日常の暮らしや活動の中でデンマーク的視点からみた自分なりの気づきや感想などをご紹介し、皆様の暮らしや仕事に何かの参考にして頂ければと思っています。デンマークとは関係の無いようなエッセイもあるやもしれませんが、それも幸福という普遍的なテーマとして繋がっているものですので、拙文ですがお付き合いください。感想等頂ければ幸いです。また、私どものイベント等でもこのエッセイを種にして、お話が出来ることを楽しみにしています。

福岡デンマーク協会 理事長 長阿彌幹生


理事長エッセイ(21)

政治の羅針盤としての「幸福」 (2)

経済が豊かになっても幸福度が下がる 

 2011年、アラブ社会を揺るがす大事件が起こりました。
 ジャスミン革命により、23年間続いたチュニジアの政権が崩壊。エジプト、リビア、バーレーン、ヨルダン、シリアといった国に抗議やデモが拡がりました。このアラブの春以前の経済状況をみても、動乱の兆しは見られないでしょう。
 エジプトは2005年から2010年までの間に一人当たりのGDPが33%増加しました。チュニジアもそうなので国民は満足していただろうと推測できます。しかし、国民幸福度に目を向けると、この期間に劇的に下がっていることがわかります。人生に非常に満足している人たちの割合はエジプトもチュニジアを約50%も減少しました。

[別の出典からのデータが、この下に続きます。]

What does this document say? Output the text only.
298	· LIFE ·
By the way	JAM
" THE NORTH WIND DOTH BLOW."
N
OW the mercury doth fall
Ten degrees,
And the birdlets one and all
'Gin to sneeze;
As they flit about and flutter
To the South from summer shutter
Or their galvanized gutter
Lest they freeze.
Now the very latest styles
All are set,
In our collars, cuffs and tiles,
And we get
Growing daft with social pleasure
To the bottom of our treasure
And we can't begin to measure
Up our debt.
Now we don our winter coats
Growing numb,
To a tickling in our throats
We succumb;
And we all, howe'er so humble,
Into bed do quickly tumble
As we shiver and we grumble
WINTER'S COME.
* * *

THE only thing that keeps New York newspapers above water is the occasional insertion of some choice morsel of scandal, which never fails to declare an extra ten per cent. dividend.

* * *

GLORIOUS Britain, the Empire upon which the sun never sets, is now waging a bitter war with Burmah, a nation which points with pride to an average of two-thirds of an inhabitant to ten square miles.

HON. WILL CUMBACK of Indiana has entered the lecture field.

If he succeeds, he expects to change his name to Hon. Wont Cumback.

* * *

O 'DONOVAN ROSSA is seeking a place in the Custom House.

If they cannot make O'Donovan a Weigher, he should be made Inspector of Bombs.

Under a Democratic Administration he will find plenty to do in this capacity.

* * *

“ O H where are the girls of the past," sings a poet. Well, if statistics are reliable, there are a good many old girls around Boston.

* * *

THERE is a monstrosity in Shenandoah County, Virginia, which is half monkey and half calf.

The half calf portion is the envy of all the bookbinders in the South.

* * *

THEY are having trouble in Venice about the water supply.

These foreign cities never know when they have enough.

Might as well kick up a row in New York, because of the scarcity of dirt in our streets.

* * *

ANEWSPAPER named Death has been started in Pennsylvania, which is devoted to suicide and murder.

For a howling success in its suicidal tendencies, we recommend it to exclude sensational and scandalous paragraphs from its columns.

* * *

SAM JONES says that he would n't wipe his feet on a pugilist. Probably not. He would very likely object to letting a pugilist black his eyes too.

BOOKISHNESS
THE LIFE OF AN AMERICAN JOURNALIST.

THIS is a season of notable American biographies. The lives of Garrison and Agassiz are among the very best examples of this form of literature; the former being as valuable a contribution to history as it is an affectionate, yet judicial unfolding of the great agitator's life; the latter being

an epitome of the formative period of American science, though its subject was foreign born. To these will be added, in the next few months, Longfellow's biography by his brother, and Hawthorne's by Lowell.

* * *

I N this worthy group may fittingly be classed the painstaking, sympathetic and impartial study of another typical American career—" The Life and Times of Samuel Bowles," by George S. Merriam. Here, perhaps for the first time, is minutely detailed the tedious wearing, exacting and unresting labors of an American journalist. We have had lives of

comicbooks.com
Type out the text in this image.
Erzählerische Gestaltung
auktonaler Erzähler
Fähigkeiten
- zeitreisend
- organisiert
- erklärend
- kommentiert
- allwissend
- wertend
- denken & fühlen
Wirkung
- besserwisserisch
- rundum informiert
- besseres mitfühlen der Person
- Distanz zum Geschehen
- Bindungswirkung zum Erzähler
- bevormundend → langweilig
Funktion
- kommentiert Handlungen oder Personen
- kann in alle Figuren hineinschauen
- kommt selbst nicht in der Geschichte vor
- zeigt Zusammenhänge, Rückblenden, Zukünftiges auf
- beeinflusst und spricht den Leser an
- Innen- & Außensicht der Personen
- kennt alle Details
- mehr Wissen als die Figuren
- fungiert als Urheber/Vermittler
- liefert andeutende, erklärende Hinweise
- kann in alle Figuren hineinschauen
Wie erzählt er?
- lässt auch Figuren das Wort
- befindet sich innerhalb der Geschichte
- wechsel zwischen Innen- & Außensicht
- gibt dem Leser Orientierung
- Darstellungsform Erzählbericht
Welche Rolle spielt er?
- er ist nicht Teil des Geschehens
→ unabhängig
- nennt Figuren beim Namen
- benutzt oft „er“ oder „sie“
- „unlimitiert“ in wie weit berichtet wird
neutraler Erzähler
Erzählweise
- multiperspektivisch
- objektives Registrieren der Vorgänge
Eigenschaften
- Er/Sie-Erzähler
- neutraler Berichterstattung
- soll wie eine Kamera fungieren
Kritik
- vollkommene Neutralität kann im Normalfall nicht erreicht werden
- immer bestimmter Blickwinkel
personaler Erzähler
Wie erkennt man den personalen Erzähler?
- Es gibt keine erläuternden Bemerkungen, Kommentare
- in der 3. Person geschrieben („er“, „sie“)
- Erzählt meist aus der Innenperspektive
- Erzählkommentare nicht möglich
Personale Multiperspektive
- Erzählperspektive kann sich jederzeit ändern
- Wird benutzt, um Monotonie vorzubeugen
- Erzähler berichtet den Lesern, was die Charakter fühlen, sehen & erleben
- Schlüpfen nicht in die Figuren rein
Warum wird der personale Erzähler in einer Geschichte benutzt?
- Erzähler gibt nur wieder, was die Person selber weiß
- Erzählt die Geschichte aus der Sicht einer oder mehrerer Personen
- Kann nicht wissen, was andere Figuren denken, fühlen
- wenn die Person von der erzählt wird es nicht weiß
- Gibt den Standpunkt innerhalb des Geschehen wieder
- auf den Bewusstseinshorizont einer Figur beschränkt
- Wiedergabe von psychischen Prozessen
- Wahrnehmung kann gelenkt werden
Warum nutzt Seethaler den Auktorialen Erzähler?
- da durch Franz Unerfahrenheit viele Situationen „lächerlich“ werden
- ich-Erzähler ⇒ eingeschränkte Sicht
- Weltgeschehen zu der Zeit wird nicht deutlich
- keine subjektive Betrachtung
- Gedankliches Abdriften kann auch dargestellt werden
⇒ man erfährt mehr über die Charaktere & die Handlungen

国民が経済的に豊かになっても、不満は増しているのです。

何を測るかが行動を左右する 

 幸福度調査への重要性が増してきていますが、この調査が誤用・悪用される可能性を私たちは看過してはなりません。政府は調査結果について誤った情報を与えたり、自分たちの望み通りに幸福度調査の結果を操作したりする可能性があります。
 例えば、主観的幸福度についての質問を検討する際、その国の社会や生活で順風満帆な分野についての項目を質問に加えるように操作することで、回答者の満足度が高くなりかねません。また、逆に住民が注目を浴びたいあまり、アンケートの生活満足度で、わざと低い点数をつける危険もあります。

心の問題に苦しむ現代人

 デンマーク国家保健委員会によると、デンマークの全成人の5%がうつ病を患っています。また不安やその他の精神の問題で苦しんでいる人も7%未満ほどいます。
 一方、2013年の世界幸福度調査によると、世界では4億人がうつ病に苦しんでいて、不安に苦しんでいる人も3億人近くいます。これらの数字は地球人口のそれぞれ6%と4%に相当します。
 デンマークでは、長期病気療養の50%及び、早期退職の48%がメンタルヘルスの問題を理由にしています。30歳未満の青少年の早期退職の80%が精神の不調を理由にしています。
 世界保健機構(WHO)は、「個人の潜在能力を活かせ、日常の課題に取り組め、生産的に働け、コミュニティに貢献できるような幸福な状態」とメンタルヘルスを定義しています。

社会共通の課題解決に触れる

 私たちが市民としてコミュニティに寄与する方法の一つがボランティア活動です。幸せな人は他の人のためになることやボランティアをよくする傾向があるようです。将来の幸福に焦点を当てることで、ボランティア部門の強化や社会共通の課題解決に繋がるでしょう。
 ボランティア活動は政界からも注目されています。今でも既にデンマークGDPの約10%に相当する1350億クローネ(※2兆5000億円)の価値を創造しているボランティアの力を、どうしたら最大限に活かせるかが思案されるのは驚くことではありません。

ビジネス界の最新テーマ「幸せ」 

 「Excelシートや、SWOT分析、リスク管理のことは全て忘れよう ー ビジネススクールの最新テーマは“幸せ”だ」と、2013年のフィナンシャル・タイムズ紙にそんな文字が踊りました。ビジネススクールやビジネス界が幸福に関心を持つようになってきている背景には、幸福な従業員がより生産的で離職率が低い傾向にあることが幸福研究により分かってきたからです。
 実際、幸福な従業員の在職期間は、幸福度の低い従業員の2倍です。同時に幸福な従業員は健康で、そのことからも病欠日数も少なくてすみます。不満のない従業員は一緒に働きやすく、仕事の質も高まります。これらすべてによって、職場の競争力は上がり、最終的に利益も増します。ハーバード・ビジネススクールの研究では、幸せな日々を送っている従業員は、新しいアイデアを思いつきやすい傾向にあることを明らかにしました。